In clinical settings, the diagnosis of LCH involving the thyroid or other rare isolated lesions is a challenge, since it is difficult to get ideal biopsy specimens in thyroid nodules for the identification of LCH. According to our clinical practice, some easily ignored lesions, such as bone area, suitable for biopsy and immunohistochemical detection, can be found by the imaging technology of PET/CT. During the treatment of LCH, PET/CT can be performed to assess the therapeutic effect, the therapeutic response, and the surveillance.

However, there are several potential limitations in this study. Firstly, the LCH involving thyroid is extremely rare and the use of PET/CT for this is unusual. Therefore, there are not enough studies to make a literature review of the use of PET/CT in LCH involving thyroid. Secondly, we only make a case report and sum up some experience of diagnosis and therapeutic evaluation for LCH involving thyroid. More cases should be enrolled to summarize more reliable diagnostic and therapeutic experience.

In conclusion, LCH involving thyroid is a rare disease.

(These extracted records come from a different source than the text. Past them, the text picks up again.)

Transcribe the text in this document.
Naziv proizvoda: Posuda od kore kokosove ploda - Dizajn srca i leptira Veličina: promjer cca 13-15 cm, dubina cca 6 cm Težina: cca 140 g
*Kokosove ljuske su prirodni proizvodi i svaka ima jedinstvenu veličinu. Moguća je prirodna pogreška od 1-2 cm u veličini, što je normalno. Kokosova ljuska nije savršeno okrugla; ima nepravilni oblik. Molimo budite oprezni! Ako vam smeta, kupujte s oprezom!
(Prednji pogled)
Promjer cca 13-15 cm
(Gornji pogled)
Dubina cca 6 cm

The diagnosis and therapeutic evaluation for LCH involving thyroid is a medical puzzle. When the thyroid nodule FNAB results showed the possibility of Langerhans cells infiltration, the LCH involving thyroid should be considered. The PET/CT should be kept in mind for LCH involving thyroid, which provides evidence to select the most effective and reliable treatment, and contributes to the individualized treatment for LCH.